京都大学のエマニュエル・マナロ教育学研究科教授はオランダのトゥウェンテ大学との共同研究で、人がグラフのような抽象的な図形を見た時に脳の負担が大きくなる証拠を発見しました。

資料やテレビのニュース、ディスカッションなど日常の様々な場面でも効果的な情報伝達の手段としてイラストやグラフなどの図形が用いられています。図形は情報の重要な部分をまとめ、それらの間の繋がりを明らかにしてくれるからです。しかし学生を対象とした以前の研究で、問題解決のために使用する図形が抽象的な場合や図形と文章の両方がある時には、図形利用を避ける傾向にあることが分かっていました。

今回の研究では実際の脳の負担を観察するために同じ情報を表すいくつかの異なる図形(イラスト、数式、表、グラフ)を学生に見せ、脳内活動を計測しました。その結果、最も抽象的なグラフを見ているときの脳の活動が最も活発になることが分りました。つまり、より大きな負担がかかっていることが脳を測定することで明らかになったのです。この結果は情報を伝えるのにどの図形を選択するかが重要であることを示しています。また、教育においても学生が図形を理解する能力を訓練する事の重要性を示唆するものでもあります。

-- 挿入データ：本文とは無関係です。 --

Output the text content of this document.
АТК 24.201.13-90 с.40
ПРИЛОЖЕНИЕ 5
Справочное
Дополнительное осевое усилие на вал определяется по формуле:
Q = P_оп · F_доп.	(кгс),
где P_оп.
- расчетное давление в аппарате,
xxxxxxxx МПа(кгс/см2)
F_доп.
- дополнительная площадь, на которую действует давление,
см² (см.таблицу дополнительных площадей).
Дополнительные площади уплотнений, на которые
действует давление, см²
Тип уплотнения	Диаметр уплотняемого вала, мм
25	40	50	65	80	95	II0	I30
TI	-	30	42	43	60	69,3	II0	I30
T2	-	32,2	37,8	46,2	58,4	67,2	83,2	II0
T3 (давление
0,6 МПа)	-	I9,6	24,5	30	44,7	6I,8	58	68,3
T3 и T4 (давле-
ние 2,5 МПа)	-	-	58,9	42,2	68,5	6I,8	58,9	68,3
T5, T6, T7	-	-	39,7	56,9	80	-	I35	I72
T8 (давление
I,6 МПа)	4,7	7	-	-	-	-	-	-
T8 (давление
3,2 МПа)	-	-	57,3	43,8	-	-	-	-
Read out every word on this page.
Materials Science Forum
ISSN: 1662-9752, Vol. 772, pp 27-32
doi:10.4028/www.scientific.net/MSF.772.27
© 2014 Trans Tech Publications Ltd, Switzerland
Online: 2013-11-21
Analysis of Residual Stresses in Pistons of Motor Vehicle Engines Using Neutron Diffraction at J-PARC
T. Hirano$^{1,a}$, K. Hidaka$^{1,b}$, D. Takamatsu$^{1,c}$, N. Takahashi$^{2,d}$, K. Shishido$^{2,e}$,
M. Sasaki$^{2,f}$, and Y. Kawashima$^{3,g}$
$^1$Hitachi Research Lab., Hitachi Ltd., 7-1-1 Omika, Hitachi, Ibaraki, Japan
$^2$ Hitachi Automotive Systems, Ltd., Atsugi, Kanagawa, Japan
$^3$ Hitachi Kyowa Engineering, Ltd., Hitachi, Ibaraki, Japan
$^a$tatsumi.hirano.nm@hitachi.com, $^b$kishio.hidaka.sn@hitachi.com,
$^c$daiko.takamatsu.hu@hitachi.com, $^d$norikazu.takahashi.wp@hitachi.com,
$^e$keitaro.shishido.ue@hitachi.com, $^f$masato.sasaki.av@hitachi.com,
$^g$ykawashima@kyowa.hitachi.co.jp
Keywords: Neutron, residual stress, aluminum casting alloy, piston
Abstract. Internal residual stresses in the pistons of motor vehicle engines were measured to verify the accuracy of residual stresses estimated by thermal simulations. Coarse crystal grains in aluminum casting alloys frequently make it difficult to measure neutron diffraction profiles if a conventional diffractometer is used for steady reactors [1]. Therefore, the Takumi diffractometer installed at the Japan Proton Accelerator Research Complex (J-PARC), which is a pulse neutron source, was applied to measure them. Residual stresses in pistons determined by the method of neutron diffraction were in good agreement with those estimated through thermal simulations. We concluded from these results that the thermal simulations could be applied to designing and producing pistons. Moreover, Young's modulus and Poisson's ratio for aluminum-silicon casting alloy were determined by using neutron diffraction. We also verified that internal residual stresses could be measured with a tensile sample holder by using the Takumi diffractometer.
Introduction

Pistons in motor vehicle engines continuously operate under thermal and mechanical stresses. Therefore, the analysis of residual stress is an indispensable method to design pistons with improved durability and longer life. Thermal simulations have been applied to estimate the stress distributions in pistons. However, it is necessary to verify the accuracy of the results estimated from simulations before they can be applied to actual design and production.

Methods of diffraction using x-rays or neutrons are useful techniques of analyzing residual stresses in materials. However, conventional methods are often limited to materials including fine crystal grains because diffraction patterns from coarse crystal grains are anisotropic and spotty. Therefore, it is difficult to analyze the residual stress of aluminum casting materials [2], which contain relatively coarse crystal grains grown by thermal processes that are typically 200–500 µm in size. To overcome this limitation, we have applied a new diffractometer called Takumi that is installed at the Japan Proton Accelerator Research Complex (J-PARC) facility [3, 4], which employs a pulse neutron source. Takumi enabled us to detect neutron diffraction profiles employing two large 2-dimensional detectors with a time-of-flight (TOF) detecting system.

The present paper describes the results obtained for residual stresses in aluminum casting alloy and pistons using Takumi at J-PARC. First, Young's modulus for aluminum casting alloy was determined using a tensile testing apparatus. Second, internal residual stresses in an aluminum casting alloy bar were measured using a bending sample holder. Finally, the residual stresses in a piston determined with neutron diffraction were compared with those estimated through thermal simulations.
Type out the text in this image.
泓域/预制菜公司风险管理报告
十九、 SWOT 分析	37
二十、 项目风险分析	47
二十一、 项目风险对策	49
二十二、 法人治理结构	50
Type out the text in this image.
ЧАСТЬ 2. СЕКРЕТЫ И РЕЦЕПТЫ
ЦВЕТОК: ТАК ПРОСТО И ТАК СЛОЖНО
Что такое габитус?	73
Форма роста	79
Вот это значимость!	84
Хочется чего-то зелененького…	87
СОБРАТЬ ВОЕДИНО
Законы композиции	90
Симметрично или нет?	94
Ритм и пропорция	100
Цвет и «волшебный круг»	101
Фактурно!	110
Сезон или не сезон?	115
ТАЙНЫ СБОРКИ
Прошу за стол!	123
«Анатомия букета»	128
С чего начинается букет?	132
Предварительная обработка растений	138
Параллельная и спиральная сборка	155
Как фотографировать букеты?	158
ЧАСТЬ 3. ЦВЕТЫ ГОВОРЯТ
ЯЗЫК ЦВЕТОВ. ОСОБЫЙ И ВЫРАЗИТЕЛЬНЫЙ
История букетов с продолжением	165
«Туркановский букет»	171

今後はそのような訓練を行うことで学生の図形利用が増えるかどうか、あるいは図形を理解するための脳の負担が減るかどうかを調査していく予定です。学生でなくてもテレビのニュースや会社の資料、プレゼンテーションなどで頻繁に図形を目にしますが、内容を理解するのは結構大変です。そうした図形を速やかに、少ない負担で理解するための訓練方法につながることも期待できるのではないでしょうか。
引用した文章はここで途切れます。